Exists
plain-language theorem explainer
The Exists predicate marks a positive real ratio x as realizable exactly when its J-cost is zero. Recognition Science researchers cite this definition to anchor the claim that only unity satisfies the existence criterion. It is introduced as the direct conjunction of positivity with the equation J(x) = 0, serving as the interface for all subsequent uniqueness theorems.
Claim. A ratio $x$ exists when $x > 0$ and $J(x) = 0$, where the cost functional is given by $J(x) = (x + x^{-1})/2 - 1$.
background
The CostAxioms module formalizes the three primitive axioms of Recognition Science: Normalization (cost vanishes at unity), the Recognition Composition Law, and Calibration of the logarithmic second derivative. From these axioms the unique cost functional is derived as $J(x) = (x + x^{-1})/2 - 1$. The Exists definition then supplies the Level 2 existence criterion: positive ratios at minimum cost are declared realizable.

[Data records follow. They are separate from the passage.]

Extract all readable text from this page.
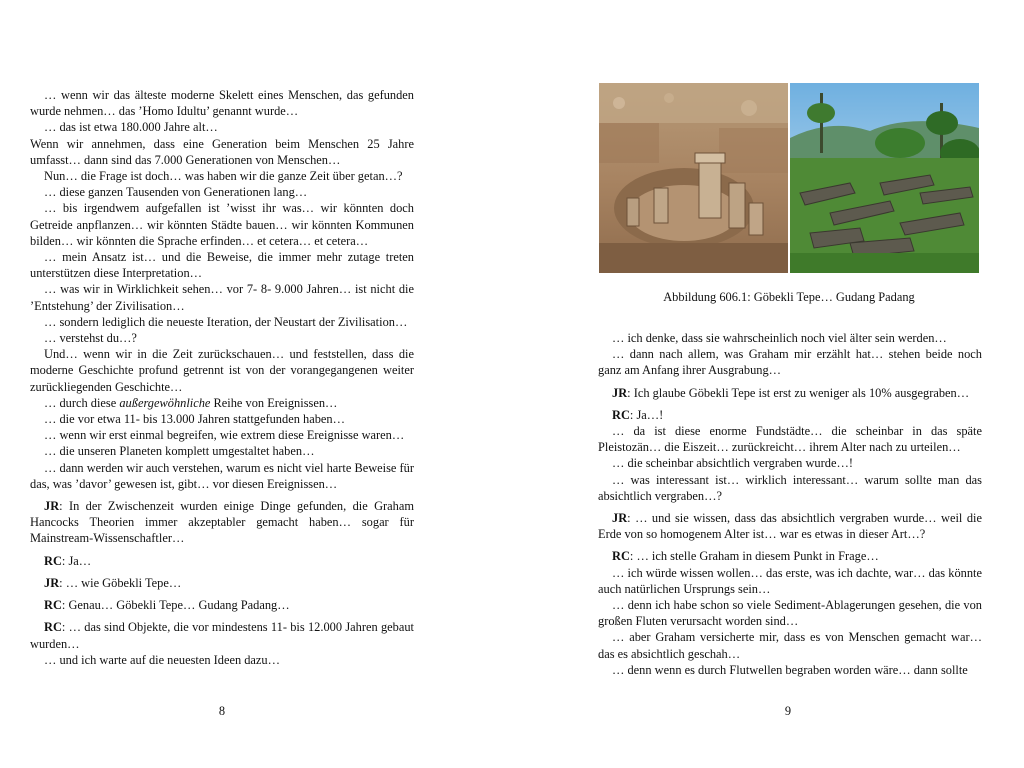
… wenn wir das älteste moderne Skelett eines Menschen, das gefunden wurde nehmen… das ’Homo Idultu’ genannt wurde…

… das ist etwa 180.000 Jahre alt…

Wenn wir annehmen, dass eine Generation beim Menschen 25 Jahre umfasst… dann sind das 7.000 Generationen von Menschen…

Nun… die Frage ist doch… was haben wir die ganze Zeit über getan…?

… diese ganzen Tausenden von Generationen lang…

… bis irgendwem aufgefallen ist ’wisst ihr was… wir könnten doch Getreide anpflanzen… wir könnten Städte bauen… wir könnten Kommunen bilden… wir könnten die Sprache erfinden… et cetera… et cetera…

… mein Ansatz ist… und die Beweise, die immer mehr zutage treten unterstützen diese Interpretation…

… was wir in Wirklichkeit sehen… vor 7- 8- 9.000 Jahren… ist nicht die ’Entstehung’ der Zivilisation…

… sondern lediglich die neueste Iteration, der Neustart der Zivilisation…

… verstehst du…?

Und… wenn wir in die Zeit zurückschauen… und feststellen, dass die moderne Geschichte profund getrennt ist von der vorangegangenen weiter zurückliegenden Geschichte…

… durch diese außergewöhnliche Reihe von Ereignissen…

… die vor etwa 11- bis 13.000 Jahren stattgefunden haben…

… wenn wir erst einmal begreifen, wie extrem diese Ereignisse waren…

… die unseren Planeten komplett umgestaltet haben…

… dann werden wir auch verstehen, warum es nicht viel harte Beweise für das, was ’davor’ gewesen ist, gibt… vor diesen Ereignissen…

JR: In der Zwischenzeit wurden einige Dinge gefunden, die Graham Hancocks Theorien immer akzeptabler gemacht haben… sogar für Mainstream-Wissenschaftler…

RC: Ja…

JR: … wie Göbekli Tepe…

RC: Genau… Göbekli Tepe… Gudang Padang…

RC: … das sind Objekte, die vor mindestens 11- bis 12.000 Jahren gebaut wurden…

… und ich warte auf die neuesten Ideen dazu…

8
Abbildung 606.1: Göbekli Tepe… Gudang Padang

… ich denke, dass sie wahrscheinlich noch viel älter sein werden…

… dann nach allem, was Graham mir erzählt hat… stehen beide noch ganz am Anfang ihrer Ausgrabung…

JR: Ich glaube Göbekli Tepe ist erst zu weniger als 10% ausgegraben…

RC: Ja…!

… da ist diese enorme Fundstädte… die scheinbar in das späte Pleistozän… die Eiszeit… zurückreicht… ihrem Alter nach zu urteilen…

… die scheinbar absichtlich vergraben wurde…!

… was interessant ist… wirklich interessant… warum sollte man das absichtlich vergraben…?

JR: … und sie wissen, dass das absichtlich vergraben wurde… weil die Erde von so homogenem Alter ist… war es etwas in dieser Art…?

RC: … ich stelle Graham in diesem Punkt in Frage…

… ich würde wissen wollen… das erste, was ich dachte, war… das könnte auch natürlichen Ursprungs sein…

… denn ich habe schon so viele Sediment-Ablagerungen gesehen, die von großen Fluten verursacht worden sind…

… aber Graham versicherte mir, dass es von Menschen gemacht war… das es absichtlich geschah…

… denn wenn es durch Flutwellen begraben worden wäre… dann sollte

9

This setting is more primitive than logic because contradiction carries infinite cost while consistency carries zero cost.
proof idea
This is a direct definition that conjoins the positivity requirement $0 < x$ with the zero-cost condition $J x = 0$. No lemmas or tactics are invoked; the declaration simply encodes the interface predicate used by downstream theorems.
why it matters
The definition is invoked by law_of_existence and unity_is_unique_existent in the same module, and by complete_law_of_existence and existence_economically_inevitable in LawOfExistence. It occupies Level 2 in the axiomatic hierarchy, linking J-cost minimization to realizability and supporting the claim that unity is the unique existent. The construction rests on T5 J-uniqueness and the economic interpretation that only the golden-ratio fixed point incurs zero cost.